“I’m very hopeful; I’m very pro-reconciliation,” said Watts, speaking at a fundraiser Aug. 10 for the Canadian Canoe Pilgrimage for 30 paddlers—Jesuits, Indigenous peoples and others canoeing an old trade route from Midland, Ont., on Lake Huron, to Montreal.
“The canoe is a powerful, powerful vehicle of reconciliation,” Watts said.
Reconciliation comes through “looking at each other in a way to see each other’s humanity,” he said. “We’re all related. We’re all brothers and sisters in this boat together.”
“We can try to move the boat of reconciliation by trying to paddle in all different directions at the same time,” he said.
He praised the Canoe pilgrimage for meeting “metaphorically” the challenges of reconciliation, through “bursting myths and stereotypes” to “figure out a way to paddle together.”
The paddlers, who arrived in Montreal Aug. 14, had completed 80 per cent of their journey when they arrived in Ottawa Aug. 9. Inspired by the Truth and Reconciliation Commissions’ (TRC) Calls to Action, the paddlers also marked Canada’s 150th anniversary by following a similar canoe pilgrimage in 1967 on Canada’s centennial.
The fundraiser at the Royal Ottawa Golf Club in Gatineau not only raised money but also awareness of the injustices Indigenous peoples’ in Canada have suffered.
Admitting there is “a lot of ugliness in terms of our joint history,” Watts said he sees many good people standing up for justice and participating in the spiritual process of reconciliation and healing.
“It took a long time to get to the place we’re at now,” he said. “A lot of healing work needs to be done.”
While more needs to be done at the level of government, Watts said he is gratified to see “civil society, spiritual leaders, civilian leaders taking ownership of reconciliation, regardless of what governments are doing.”
“Reconciliation isn’t just the purview of the government, but of communities, individuals, church groups, NGOs and other civil society groups deciding they want to work together to build a different future,” he said.
A residential school survivor recently told Watts he had finally said, “I love you,” to his daughter. Because of being forcibly separated from his parents at the school, he didn’t know telling his children he loved them was part of parenting, Watts said.
It’s this kind of healing action that make Watts see reconciliation as “like snowflakes,” many little things that accumulate, become “snowballs” and grow.
When AFN National Chief Phil Fontaine began to talk about his experience of being sexually abused at a residential school “a lot of people were upset with him,” said Watts, who served as his chief of staff. “They thought he should leave well enough alone.”

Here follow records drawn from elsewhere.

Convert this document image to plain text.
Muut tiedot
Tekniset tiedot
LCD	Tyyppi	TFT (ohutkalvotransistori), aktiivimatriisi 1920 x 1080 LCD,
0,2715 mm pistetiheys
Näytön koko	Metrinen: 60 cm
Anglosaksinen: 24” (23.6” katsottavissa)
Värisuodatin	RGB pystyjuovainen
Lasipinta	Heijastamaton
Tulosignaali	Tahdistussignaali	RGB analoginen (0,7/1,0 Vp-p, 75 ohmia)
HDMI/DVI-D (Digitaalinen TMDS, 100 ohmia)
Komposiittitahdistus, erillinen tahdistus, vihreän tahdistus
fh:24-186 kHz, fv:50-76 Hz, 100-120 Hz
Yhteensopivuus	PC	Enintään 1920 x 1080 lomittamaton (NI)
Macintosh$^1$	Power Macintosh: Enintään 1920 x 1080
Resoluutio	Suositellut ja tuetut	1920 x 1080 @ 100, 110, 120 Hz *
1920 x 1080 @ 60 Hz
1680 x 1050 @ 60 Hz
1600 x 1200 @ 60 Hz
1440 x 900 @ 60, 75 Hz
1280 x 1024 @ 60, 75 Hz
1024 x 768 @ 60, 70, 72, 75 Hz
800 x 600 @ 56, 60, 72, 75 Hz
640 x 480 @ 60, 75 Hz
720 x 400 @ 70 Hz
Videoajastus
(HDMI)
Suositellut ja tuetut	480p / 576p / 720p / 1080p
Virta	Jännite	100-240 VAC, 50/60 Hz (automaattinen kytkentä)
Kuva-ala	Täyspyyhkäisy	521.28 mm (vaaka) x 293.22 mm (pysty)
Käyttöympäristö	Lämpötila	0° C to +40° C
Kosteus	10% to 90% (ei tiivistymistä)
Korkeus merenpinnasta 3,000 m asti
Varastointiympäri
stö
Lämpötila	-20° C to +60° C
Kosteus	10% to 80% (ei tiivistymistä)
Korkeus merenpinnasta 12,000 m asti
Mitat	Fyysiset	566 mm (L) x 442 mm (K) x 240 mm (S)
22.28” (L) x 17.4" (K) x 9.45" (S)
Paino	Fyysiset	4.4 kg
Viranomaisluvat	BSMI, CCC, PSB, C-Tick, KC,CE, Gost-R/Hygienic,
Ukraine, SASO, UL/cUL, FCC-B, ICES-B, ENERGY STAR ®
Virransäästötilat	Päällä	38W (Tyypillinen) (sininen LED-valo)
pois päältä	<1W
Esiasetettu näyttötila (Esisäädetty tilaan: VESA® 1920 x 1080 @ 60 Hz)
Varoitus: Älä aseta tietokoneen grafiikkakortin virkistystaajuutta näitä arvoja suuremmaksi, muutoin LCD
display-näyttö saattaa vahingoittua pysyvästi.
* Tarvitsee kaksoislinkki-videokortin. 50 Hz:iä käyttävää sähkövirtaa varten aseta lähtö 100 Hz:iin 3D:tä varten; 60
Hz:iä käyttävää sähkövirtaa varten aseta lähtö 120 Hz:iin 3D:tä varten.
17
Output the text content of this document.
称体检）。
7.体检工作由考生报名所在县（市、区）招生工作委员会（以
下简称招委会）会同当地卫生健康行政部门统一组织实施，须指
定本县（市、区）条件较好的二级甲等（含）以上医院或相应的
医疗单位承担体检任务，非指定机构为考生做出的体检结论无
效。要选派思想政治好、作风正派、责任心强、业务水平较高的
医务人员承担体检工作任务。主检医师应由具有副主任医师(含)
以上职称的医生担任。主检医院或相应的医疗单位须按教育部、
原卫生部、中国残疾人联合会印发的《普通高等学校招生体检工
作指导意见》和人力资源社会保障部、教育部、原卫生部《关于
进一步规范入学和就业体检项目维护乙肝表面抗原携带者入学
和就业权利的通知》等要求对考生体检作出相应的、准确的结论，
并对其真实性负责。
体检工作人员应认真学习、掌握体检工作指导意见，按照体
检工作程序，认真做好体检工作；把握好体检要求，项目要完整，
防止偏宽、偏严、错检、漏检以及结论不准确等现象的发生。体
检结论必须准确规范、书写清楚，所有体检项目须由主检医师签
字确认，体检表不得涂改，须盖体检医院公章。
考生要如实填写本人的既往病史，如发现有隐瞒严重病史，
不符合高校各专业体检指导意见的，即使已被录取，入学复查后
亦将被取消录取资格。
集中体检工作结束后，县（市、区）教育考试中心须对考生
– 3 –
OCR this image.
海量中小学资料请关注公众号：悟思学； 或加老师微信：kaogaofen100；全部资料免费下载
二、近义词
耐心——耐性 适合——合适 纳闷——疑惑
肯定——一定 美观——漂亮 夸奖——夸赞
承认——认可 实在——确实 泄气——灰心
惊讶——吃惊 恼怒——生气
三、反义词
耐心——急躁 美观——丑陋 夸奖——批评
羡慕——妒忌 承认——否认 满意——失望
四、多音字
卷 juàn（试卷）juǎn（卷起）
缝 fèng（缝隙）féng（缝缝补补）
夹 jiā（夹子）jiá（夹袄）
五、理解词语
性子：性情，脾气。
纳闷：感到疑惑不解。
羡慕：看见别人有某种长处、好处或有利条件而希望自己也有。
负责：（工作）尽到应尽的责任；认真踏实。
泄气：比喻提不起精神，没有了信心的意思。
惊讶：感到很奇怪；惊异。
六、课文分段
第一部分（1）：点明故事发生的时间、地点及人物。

Others said it was good he was doing it because many of the pathologies plaguing Indigenous communities, such as high rates of suicide, addiction and violence, could be “traced back to residential schools,” Watts said.
As the 21st century began, people began asking “what are we doing to do about the residential schools,” and the first class action lawsuit was certified, he said. The lawsuits began to grow until there were 10,000 individual lawsuits and seven class action suits.
The AFN, the Government of Canada and the churches involved in running the residential schools came to the 2013 IRSSA, the largest class action settlement in Canadian history.
Watts, who now teaches at Queen’s University, said he has noticed people go through three stages when they learn about the residential schools. Though most have heard of them, “when they understand the depth of the tragedy, they are shocked,” he said. They ask, “How could this happen?”
Residential schools are “not an ancient history,” because the last one closed in 1996, he said. The legacy is “with us right now and it’s going to be with us for a long time in the future.”
The second reaction is people get angry, he said. “They get ticked off at their parents, their schools, their churches for not teaching this. ‘How could this have happened and we were not told about it?’”
The third reaction is: “We’re going to do something about it,” Watts said.
Whether what they choose to do “nudges this forward” or “takes big steps in the reconciliation process,” Watts said, “maybe even just thinking about doing something is doing something.
“Thinking, reflecting, changes the way they think about society, about Indigenous people, and how to get past the settler/Indigenous people paradigm,” he said.
“Every good thought; every good notion has a spirit, has energy associated with it,” he said.